Connie White, who programs films for the Middleburg Film Festival and 25 independent art houses throughout the country, is determined to make her virtual Sundance experience as similar as possible to the in-person version. She intends to travel from her home in Western Massachusetts to Boston, where she will watch in a hotel room close to one of her clients, the Coolidge Corner Theatre in nearby Brookline. She has already signed up for the links she wants to see, and has identified films she'll see on-demand, subject to capacity. (Like most virtual festivals, Sundance has put limits in place having to do with numbers of viewers and geographic availability, although all films in the program will be available in the United States.) "I'll be alone in my hotel room, but I'll be in the little Boston community," White says.
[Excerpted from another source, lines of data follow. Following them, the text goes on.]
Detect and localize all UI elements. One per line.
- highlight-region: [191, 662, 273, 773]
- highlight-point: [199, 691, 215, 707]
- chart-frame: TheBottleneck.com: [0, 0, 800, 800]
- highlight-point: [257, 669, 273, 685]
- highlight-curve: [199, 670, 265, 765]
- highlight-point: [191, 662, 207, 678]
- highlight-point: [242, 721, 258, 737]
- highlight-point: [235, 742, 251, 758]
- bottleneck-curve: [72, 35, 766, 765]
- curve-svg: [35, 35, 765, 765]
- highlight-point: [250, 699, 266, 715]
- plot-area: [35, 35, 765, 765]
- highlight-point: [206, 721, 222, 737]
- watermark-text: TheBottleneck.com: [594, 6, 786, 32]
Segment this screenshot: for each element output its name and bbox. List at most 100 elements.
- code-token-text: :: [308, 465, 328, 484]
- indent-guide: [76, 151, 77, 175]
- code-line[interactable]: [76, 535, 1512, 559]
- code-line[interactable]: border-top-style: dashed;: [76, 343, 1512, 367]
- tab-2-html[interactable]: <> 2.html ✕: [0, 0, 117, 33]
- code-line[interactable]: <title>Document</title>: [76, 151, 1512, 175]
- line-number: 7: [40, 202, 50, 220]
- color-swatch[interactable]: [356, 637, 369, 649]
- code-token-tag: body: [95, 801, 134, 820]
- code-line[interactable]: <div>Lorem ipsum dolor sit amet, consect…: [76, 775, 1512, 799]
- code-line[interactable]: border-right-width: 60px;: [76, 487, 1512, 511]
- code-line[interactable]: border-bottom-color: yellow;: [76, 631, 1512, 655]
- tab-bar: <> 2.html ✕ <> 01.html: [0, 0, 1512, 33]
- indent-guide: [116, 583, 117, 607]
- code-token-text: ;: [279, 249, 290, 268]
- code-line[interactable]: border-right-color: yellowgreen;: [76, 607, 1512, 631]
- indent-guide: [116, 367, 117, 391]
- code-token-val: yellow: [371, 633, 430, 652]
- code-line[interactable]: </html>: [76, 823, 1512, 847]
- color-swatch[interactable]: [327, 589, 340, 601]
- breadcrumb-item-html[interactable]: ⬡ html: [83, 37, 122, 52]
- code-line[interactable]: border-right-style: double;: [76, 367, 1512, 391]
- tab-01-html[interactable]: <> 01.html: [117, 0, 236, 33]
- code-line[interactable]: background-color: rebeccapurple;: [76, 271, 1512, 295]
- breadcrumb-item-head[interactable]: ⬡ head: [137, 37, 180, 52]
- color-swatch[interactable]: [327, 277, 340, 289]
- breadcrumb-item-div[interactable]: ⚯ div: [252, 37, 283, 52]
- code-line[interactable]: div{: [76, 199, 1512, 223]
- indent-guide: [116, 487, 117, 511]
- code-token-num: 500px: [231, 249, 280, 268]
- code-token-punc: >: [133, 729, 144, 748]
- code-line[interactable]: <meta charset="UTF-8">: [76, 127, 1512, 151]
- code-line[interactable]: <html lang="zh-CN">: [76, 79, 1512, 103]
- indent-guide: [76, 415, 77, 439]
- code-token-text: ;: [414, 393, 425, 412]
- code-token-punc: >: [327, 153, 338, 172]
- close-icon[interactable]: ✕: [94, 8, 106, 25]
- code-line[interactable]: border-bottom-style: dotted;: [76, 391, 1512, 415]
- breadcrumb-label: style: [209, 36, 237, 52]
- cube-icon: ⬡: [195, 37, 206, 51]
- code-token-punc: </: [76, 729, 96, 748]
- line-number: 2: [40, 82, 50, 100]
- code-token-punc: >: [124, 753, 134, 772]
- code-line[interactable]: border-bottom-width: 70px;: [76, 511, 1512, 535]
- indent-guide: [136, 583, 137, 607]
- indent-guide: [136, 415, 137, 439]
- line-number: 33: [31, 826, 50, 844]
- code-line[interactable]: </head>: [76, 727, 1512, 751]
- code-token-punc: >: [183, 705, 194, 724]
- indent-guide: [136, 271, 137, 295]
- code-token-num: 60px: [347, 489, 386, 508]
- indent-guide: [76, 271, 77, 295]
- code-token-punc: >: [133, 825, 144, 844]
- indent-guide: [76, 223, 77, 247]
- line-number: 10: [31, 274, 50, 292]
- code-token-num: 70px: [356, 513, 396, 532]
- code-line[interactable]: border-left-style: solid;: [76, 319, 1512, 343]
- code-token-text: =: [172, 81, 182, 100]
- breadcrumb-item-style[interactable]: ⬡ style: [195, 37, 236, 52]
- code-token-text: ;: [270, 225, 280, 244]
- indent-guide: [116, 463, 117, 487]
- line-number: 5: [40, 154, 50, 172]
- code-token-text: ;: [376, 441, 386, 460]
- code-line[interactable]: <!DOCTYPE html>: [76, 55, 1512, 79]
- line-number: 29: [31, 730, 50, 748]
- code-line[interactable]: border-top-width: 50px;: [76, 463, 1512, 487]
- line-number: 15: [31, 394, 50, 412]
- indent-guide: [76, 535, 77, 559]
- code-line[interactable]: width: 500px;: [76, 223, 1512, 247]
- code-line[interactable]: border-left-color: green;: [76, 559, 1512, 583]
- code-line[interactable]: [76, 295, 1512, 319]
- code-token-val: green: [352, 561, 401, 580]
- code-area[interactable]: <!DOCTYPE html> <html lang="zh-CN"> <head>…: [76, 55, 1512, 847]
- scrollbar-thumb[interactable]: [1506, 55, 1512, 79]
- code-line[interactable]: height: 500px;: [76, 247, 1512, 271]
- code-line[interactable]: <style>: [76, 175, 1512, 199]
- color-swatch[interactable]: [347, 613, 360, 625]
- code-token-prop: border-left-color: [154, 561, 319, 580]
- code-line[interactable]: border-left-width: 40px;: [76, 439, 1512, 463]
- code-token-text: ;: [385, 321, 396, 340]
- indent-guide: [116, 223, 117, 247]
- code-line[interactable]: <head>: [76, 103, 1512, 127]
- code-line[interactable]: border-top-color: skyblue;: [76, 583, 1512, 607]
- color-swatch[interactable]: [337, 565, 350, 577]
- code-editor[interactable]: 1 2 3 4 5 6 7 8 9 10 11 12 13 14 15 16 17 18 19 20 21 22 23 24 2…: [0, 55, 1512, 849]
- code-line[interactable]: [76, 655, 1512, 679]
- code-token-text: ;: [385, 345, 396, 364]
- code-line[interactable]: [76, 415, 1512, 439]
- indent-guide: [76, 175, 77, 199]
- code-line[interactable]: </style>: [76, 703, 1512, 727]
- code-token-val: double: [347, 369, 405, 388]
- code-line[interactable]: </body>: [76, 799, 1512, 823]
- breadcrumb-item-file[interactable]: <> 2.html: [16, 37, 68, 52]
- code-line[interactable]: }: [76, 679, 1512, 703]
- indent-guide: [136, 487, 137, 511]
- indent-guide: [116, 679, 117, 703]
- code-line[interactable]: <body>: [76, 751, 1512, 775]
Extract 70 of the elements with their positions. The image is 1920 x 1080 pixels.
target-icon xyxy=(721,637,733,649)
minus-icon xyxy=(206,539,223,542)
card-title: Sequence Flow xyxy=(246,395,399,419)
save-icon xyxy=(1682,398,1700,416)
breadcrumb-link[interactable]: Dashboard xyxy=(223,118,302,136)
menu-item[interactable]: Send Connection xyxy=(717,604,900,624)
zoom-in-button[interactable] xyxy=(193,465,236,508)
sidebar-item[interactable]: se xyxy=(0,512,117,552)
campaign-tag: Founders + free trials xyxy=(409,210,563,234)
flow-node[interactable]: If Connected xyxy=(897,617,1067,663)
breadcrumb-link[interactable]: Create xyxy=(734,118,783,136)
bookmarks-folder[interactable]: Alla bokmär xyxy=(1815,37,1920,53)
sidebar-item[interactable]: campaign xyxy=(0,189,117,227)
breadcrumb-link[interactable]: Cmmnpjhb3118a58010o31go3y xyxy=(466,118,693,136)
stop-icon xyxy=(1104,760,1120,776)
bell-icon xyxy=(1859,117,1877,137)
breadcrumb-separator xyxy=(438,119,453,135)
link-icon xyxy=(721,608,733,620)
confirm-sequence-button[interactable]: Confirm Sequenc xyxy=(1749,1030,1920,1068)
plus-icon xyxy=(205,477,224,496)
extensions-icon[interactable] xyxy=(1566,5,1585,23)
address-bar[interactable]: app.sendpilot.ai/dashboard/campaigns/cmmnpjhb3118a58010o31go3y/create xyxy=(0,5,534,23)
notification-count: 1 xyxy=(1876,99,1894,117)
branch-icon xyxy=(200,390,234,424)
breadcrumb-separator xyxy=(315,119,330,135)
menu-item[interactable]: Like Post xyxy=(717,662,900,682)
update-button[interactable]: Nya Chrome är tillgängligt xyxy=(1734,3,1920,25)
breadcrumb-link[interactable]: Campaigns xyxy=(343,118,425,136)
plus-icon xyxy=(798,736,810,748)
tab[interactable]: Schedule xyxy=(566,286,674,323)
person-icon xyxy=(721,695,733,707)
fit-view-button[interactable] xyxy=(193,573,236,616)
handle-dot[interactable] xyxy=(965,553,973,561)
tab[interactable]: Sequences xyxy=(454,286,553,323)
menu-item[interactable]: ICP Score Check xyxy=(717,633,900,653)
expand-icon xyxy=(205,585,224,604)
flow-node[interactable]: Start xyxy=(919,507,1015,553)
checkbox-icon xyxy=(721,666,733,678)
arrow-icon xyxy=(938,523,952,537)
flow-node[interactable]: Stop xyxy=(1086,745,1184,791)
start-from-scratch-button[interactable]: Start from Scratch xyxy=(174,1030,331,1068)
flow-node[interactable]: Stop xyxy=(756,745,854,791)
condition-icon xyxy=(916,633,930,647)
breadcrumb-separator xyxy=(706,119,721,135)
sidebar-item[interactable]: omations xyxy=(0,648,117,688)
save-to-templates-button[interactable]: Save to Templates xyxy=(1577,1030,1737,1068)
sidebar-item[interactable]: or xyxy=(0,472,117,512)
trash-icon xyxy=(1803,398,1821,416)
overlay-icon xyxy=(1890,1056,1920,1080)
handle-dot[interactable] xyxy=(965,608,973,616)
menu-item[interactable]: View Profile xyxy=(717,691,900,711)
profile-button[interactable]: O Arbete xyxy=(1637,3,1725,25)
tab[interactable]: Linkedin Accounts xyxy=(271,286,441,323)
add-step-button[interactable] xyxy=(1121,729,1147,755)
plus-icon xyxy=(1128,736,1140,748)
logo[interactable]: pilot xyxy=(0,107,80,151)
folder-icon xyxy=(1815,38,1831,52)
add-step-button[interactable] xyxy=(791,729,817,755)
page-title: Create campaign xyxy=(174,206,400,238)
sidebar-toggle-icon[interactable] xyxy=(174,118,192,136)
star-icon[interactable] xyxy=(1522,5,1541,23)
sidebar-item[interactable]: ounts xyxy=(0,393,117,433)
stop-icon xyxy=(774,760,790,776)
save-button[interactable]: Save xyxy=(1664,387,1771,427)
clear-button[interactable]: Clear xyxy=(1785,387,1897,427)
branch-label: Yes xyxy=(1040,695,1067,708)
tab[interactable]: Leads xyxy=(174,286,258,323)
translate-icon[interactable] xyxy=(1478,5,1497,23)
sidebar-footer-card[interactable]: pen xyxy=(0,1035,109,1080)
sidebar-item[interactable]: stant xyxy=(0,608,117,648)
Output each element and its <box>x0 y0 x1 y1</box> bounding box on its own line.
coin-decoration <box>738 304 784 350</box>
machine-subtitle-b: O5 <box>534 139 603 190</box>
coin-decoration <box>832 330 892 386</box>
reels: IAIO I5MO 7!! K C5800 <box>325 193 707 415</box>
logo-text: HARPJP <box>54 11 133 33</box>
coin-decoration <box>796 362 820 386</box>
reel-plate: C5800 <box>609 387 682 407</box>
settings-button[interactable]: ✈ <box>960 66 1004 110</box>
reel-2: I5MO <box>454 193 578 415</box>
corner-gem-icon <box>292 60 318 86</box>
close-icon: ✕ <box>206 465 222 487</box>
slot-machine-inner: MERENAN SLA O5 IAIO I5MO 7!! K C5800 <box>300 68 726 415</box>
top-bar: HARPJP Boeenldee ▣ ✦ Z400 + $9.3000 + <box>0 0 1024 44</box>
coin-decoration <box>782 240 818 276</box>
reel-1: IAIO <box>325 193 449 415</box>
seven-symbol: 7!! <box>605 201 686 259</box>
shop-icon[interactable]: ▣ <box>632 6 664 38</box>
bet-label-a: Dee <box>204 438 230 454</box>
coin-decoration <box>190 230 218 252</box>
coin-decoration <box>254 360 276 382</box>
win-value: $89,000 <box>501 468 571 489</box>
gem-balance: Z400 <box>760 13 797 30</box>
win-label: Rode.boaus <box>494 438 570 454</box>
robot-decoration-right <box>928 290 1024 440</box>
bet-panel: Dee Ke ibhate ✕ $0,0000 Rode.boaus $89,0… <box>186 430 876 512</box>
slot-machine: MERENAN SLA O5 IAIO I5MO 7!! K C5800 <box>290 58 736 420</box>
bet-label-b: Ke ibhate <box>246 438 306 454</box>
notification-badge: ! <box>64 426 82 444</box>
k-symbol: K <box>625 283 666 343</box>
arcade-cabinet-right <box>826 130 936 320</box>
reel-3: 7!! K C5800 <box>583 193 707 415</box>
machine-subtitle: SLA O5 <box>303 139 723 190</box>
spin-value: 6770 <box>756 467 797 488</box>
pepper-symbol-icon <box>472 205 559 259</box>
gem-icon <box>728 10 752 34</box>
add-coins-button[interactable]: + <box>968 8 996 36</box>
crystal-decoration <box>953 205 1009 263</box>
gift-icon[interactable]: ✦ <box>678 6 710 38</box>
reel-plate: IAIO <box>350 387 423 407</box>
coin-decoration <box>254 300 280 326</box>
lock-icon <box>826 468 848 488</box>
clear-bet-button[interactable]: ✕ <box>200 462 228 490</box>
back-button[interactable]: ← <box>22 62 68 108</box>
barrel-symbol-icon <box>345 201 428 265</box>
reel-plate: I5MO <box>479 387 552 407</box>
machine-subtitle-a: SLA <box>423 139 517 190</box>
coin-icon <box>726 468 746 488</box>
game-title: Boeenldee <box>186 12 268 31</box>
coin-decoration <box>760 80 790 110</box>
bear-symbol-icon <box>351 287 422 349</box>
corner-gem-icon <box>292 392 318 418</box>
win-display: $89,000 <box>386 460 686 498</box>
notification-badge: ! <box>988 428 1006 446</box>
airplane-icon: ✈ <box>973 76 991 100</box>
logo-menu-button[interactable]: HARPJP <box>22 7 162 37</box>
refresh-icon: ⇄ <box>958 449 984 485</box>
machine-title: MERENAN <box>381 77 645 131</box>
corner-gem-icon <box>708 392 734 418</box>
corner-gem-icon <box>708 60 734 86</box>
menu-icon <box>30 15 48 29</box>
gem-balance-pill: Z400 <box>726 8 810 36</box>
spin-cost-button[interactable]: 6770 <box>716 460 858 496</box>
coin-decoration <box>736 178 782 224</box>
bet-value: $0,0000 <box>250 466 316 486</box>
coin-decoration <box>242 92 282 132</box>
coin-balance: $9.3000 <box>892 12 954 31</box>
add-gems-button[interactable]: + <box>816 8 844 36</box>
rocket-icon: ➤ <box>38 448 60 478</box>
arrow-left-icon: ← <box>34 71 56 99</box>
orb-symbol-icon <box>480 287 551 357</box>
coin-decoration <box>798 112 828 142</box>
Like several other theaters throughout the country, the Coolidge will participate in the "Satellite Screens" program, offering locally focused talks and events to compliment the films on the Sundance platform. Which raises the question: If programmers like White are attending Sundance to scout films for regional festivals that occur later in the year, aren't they concerned that their audience will already have seen them?

"I'm not worried," White says. "We have yet to know which films at Sundance will be films we pursue for Middleburg, and our Middleburg audience doesn't know, either. They look to us."

For his part, Baltimore-based programmer Scott Braid, who attended Sundance while working for the Maryland Film Festival for 13 years, agrees that this year's pared-down program returns the festival to the roots that Redford had in mind so many decades ago.

"It's not so much driven around who's going to be there and what the big buzz movies will be," he observes, "and I hope that's something that we won't lose sight of once this is over."

As for tromping through snow and slush, standing in endless lines and making mad dashes to make the next screening, Braid is equally sanguine. "I do look forward to getting back to the public sphere when it's safe," he says. "But as someone who has gotten the flu more times than not from visiting Park City, I wouldn't be looking forward to that trip right now."